Bank of America's CEO Brian Moynihan said the excesses of banks in the run-up to the banking crisis of 2008 reflected the economies they were operating in, so it was important that policymakers don't overreact.
Moynihan, whose bank was forced to back down on plans to start charging a $5 debit card fee after protests by the Occupy movement and others, said banks have "done a lot" to reduce excesses. He also noted that boom and bust cycles are a part of the Western capitalist structure.
Many outside the confines of the Davos conference center disagree, after years of crisis in which hundreds of millions of people have lost their jobs even as top executives have continued to reap huge pay packets.
Davos activists on Wednesday sent aloft big red weather balloons carrying a huge protest banner reading "Hey WEF, Where are the other 6.9999 billion leaders?"
The activists were from the Occupy WEF movement, a small group camping out in igloos here and following in the footsteps of the Occupy Wall Street movement that spread to cities around the world.
Davos is a hard-to-reach place to protest, tucked in the Swiss Alps. Some 2,600 of the world's most influential people are gathered for the forum this week, amid increasing worries about the global economy and social unrest due to rising income inequalities.
The CEO of accounting giant Deloitte, Joe Echevarria, talked about developing "compassionate capitalism."
"You're going to have to deal with regulation — balancing the need to protect society along with stifling growth," he told The Associated Press in an interview. "I think that has to manifest itself through the choices that governments and businesses make."
While the bigwigs debated at Davos, key Greek bondholders were holding closed-door meetings in Paris to discuss how — and whether — to continue talks central to resolving Europe's debt crisis that would forgive 50 percent of Greece's enormous debt.

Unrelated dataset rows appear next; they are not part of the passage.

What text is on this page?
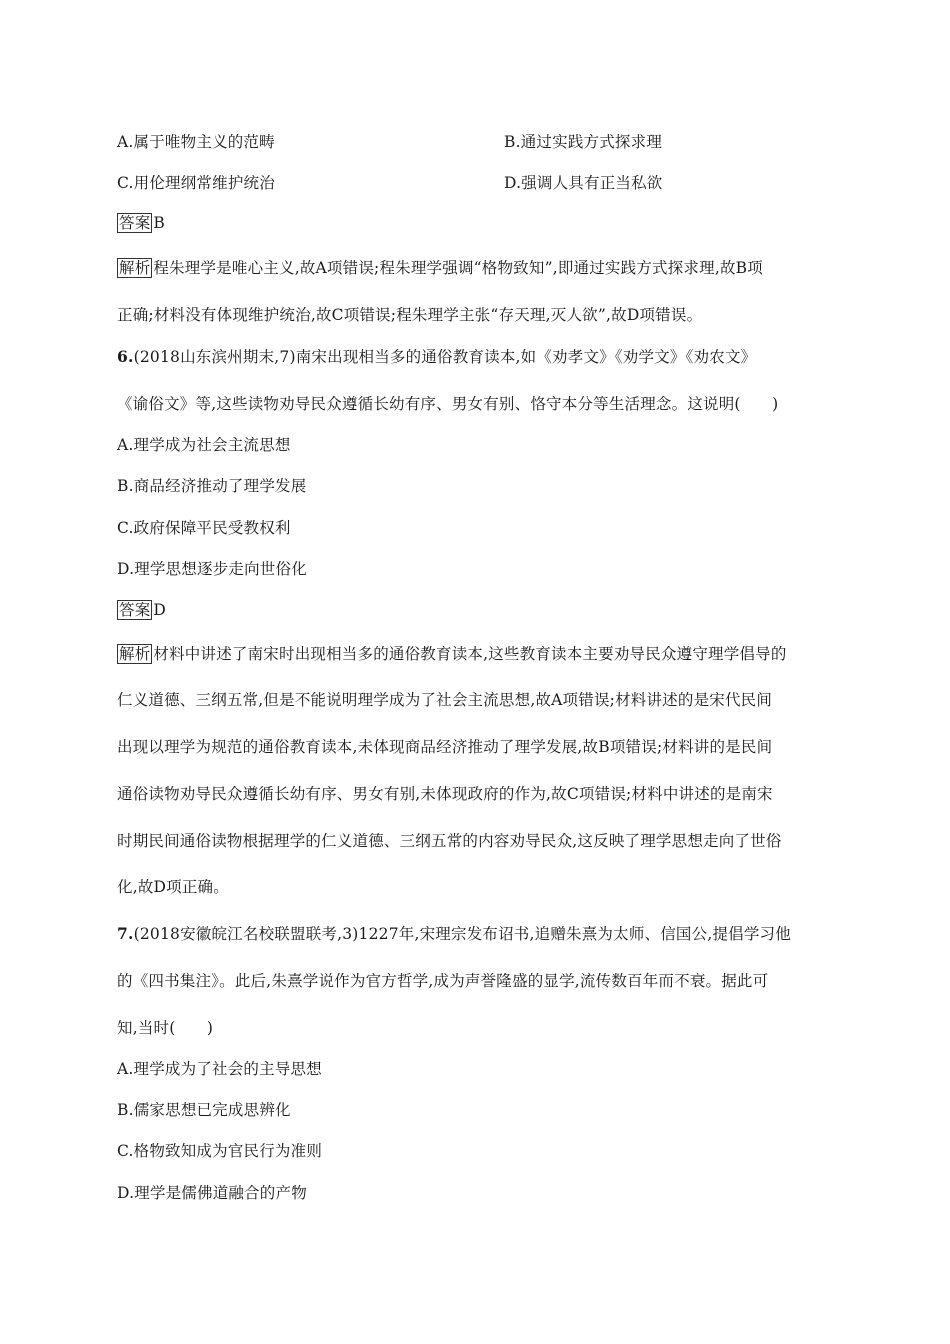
A.属于唯物主义的范畴	B.通过实践方式探求理
C.用伦理纲常维护统治	D.强调人具有正当私欲
答案 B
解析 程朱理学是唯心主义,故A项错误;程朱理学强调“格物致知”,即通过实践方式探求理,故B项
正确;材料没有体现维护统治,故C项错误;程朱理学主张“存天理,灭人欲”,故D项错误。
6.(2018山东滨州期末,7)南宋出现相当多的通俗教育读本,如《劝孝文》《劝学文》《劝农文》
《谕俗文》等,这些读物劝导民众遵循长幼有序、男女有别、恪守本分等生活理念。这说明(　　)
A.理学成为社会主流思想
B.商品经济推动了理学发展
C.政府保障平民受教权利
D.理学思想逐步走向世俗化
答案 D
解析 材料中讲述了南宋时出现相当多的通俗教育读本,这些教育读本主要劝导民众遵守理学倡导的
仁义道德、三纲五常,但是不能说明理学成为了社会主流思想,故A项错误;材料讲述的是宋代民间
出现以理学为规范的通俗教育读本,未体现商品经济推动了理学发展,故B项错误;材料讲的是民间
通俗读物劝导民众遵循长幼有序、男女有别,未体现政府的作为,故C项错误;材料中讲述的是南宋
时期民间通俗读物根据理学的仁义道德、三纲五常的内容劝导民众,这反映了理学思想走向了世俗
化,故D项正确。
7.(2018安徽皖江名校联盟联考,3)1227年,宋理宗发布诏书,追赠朱熹为太师、信国公,提倡学习他
的《四书集注》。此后,朱熹学说作为官方哲学,成为声誉隆盛的显学,流传数百年而不衰。据此可
知,当时(　　)
A.理学成为了社会的主导思想
B.儒家思想已完成思辨化
C.格物致知成为官民行为准则
D.理学是儒佛道融合的产物
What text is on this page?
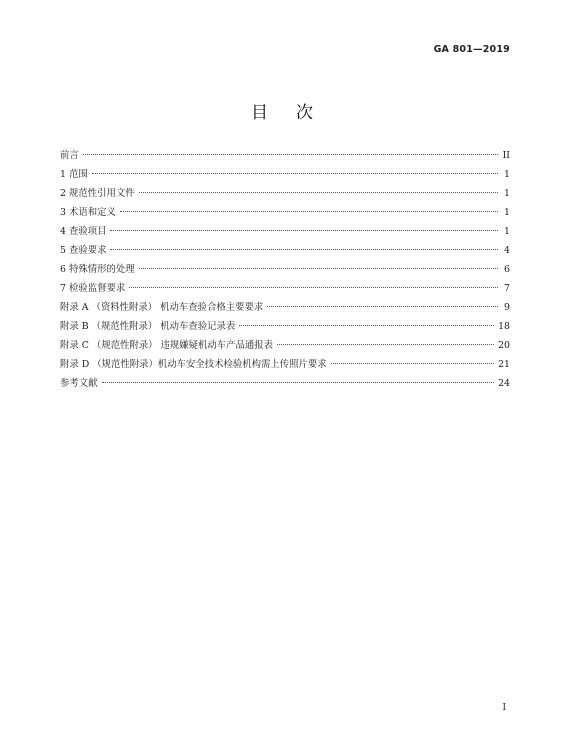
GA 801—2019
目次
前言	II
1 范围	1
2 规范性引用文件	1
3 术语和定义	1
4 查验项目	1
5 查验要求	4
6 特殊情形的处理	6
7 检验监督要求	7
附录 A （资料性附录） 机动车查验合格主要要求	9
附录 B （规范性附录） 机动车查验记录表	18
附录 C （规范性附录） 违规嫌疑机动车产品通报表	20
附录 D （规范性附录）机动车安全技术检验机构需上传照片要求	21
参考文献	24
I
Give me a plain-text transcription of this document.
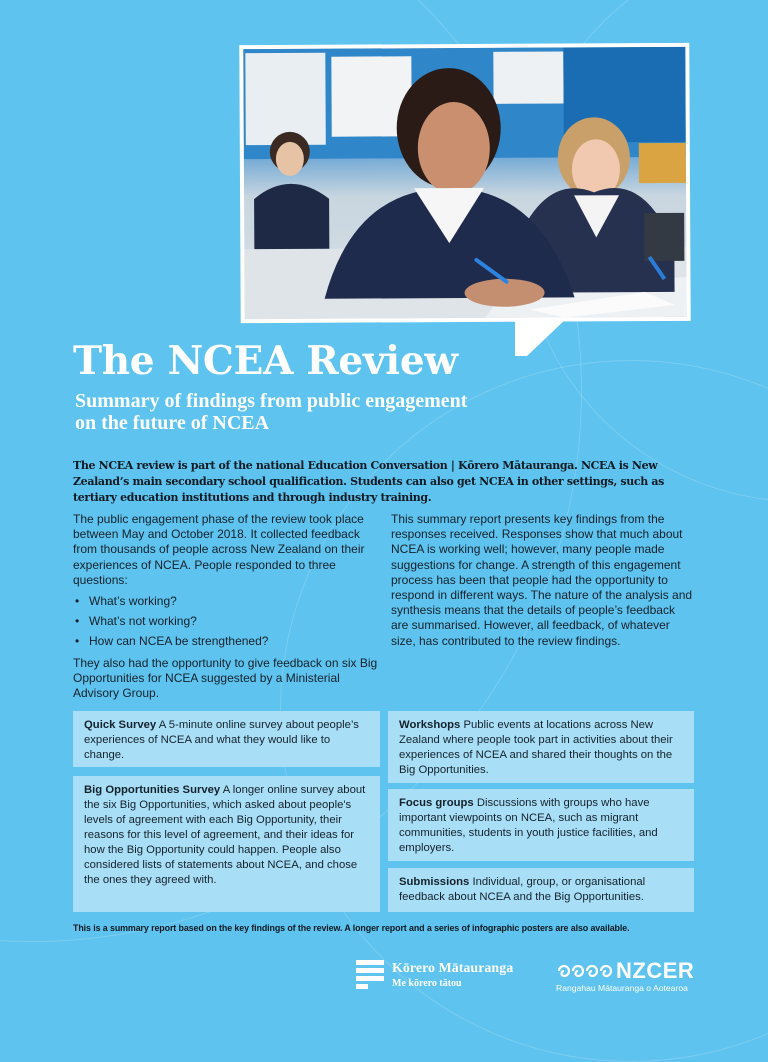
The NCEA Review
Summary of findings from public engagement
on the future of NCEA
The NCEA review is part of the national Education Conversation | Kōrero Mātauranga. NCEA is New Zealand’s main secondary school qualification. Students can also get NCEA in other settings, such as tertiary education institutions and through industry training.

The public engagement phase of the review took place between May and October 2018. It collected feedback from thousands of people across New Zealand on their experiences of NCEA. People responded to three questions:

• What’s working?
• What’s not working?
• How can NCEA be strengthened?

They also had the opportunity to give feedback on six Big Opportunities for NCEA suggested by a Ministerial Advisory Group.

This summary report presents key findings from the responses received. Responses show that much about NCEA is working well; however, many people made suggestions for change. A strength of this engagement process has been that people had the opportunity to respond in different ways. The nature of the analysis and synthesis means that the details of people’s feedback are summarised. However, all feedback, of whatever size, has contributed to the review findings.

Quick Survey A 5-minute online survey about people’s experiences of NCEA and what they would like to change.
Big Opportunities Survey A longer online survey about the six Big Opportunities, which asked about people's levels of agreement with each Big Opportunity, their reasons for this level of agreement, and their ideas for how the Big Opportunity could happen. People also considered lists of statements about NCEA, and chose the ones they agreed with.
Workshops Public events at locations across New Zealand where people took part in activities about their experiences of NCEA and shared their thoughts on the Big Opportunities.
Focus groups Discussions with groups who have important viewpoints on NCEA, such as migrant communities, students in youth justice facilities, and employers.
Submissions Individual, group, or organisational feedback about NCEA and the Big Opportunities.
This is a summary report based on the key findings of the review. A longer report and a series of infographic posters are also available.
Kōrero Mātauranga
Me kōrero tātou
NZCER
Rangahau Mātauranga o Aotearoa
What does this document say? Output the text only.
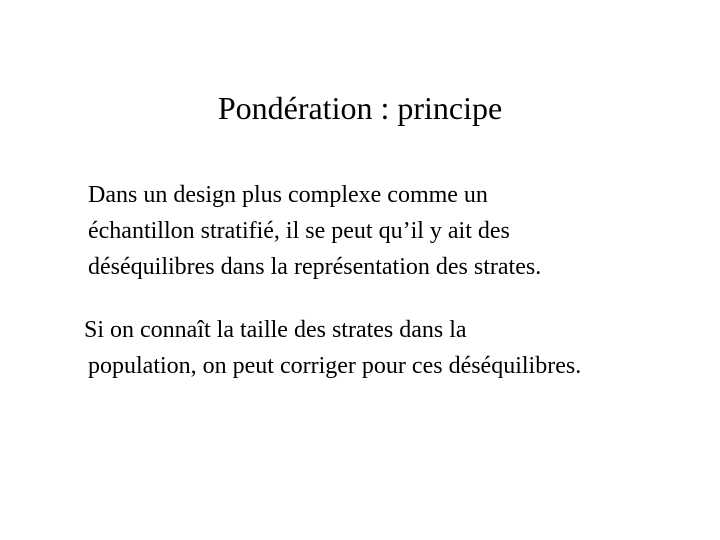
Pondération : principe
Dans un design plus complexe comme un
échantillon stratifié, il se peut qu’il y ait des
déséquilibres dans la représentation des strates.
Si on connaît la taille des strates dans la
population, on peut corriger pour ces déséquilibres.
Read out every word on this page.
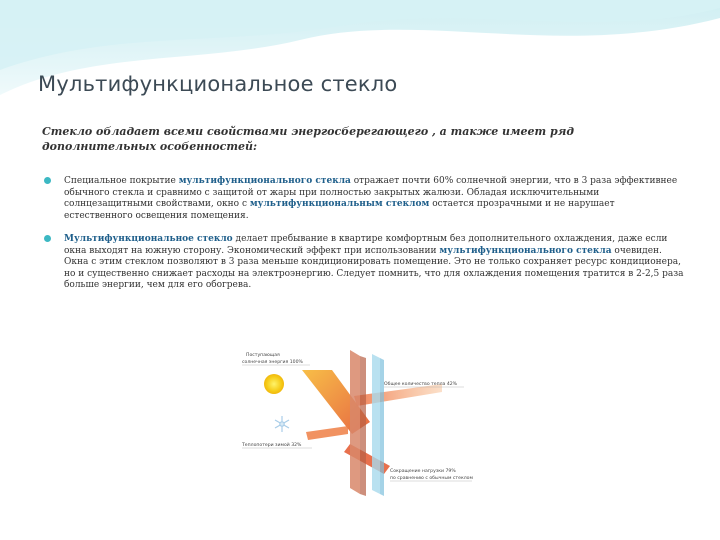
Мультифункциональное стекло

Стекло обладает всеми свойствами энергосберегающего , а также имеет ряд дополнительных особенностей:

Специальное покрытие мультифункционального стекла отражает почти 60% солнечной энергии, что в 3 раза эффективнее обычного стекла и сравнимо с защитой от жары при полностью закрытых жалюзи. Обладая исключительными солнцезащитными свойствами, окно с мультифункциональным стеклом остается прозрачными и не нарушает естественного освещения помещения.
Мультифункциональное стекло делает пребывание в квартире комфортным без дополнительного охлаждения, даже если окна выходят на южную сторону. Экономический эффект при использовании мультифункционального стекла очевиден. Окна с этим стеклом позволяют в 3 раза меньше кондиционировать помещение. Это не только сохраняет ресурс кондиционера, но и существенно снижает расходы на электроэнергию. Следует помнить, что для охлаждения помещения тратится в 2-2,5 раза больше энергии, чем для его обогрева.
Поступающая
солнечная энергия 100%
Теплопотери зимой 32%
Общее количество тепла 42%
Сокращение нагрузки 79%
по сравнению с обычным стеклом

Mark Penn, global CEO of the public relations firm Burson-Marsteller, told AP "the whole crisis has raised larger questions about how is capitalism working, how do you redefine fairness in the 21st century?"
Later Wednesday, German Chancellor Angela Merkel may chart her course for Europe's crisis in her keynote speech at the Davos forum.
In an interview with six European newspapers published Wednesday, Merkel drove home the need for reform in debt-troubled eurozone nations instead of spending more to beef up the region's bailout fund.
Surveys ahead of the meeting showed pessimism among world CEOs and plunging levels of public trust in business and government leaders and concerns that fragility in the U.S. and European economies will bring the whole world's economy down.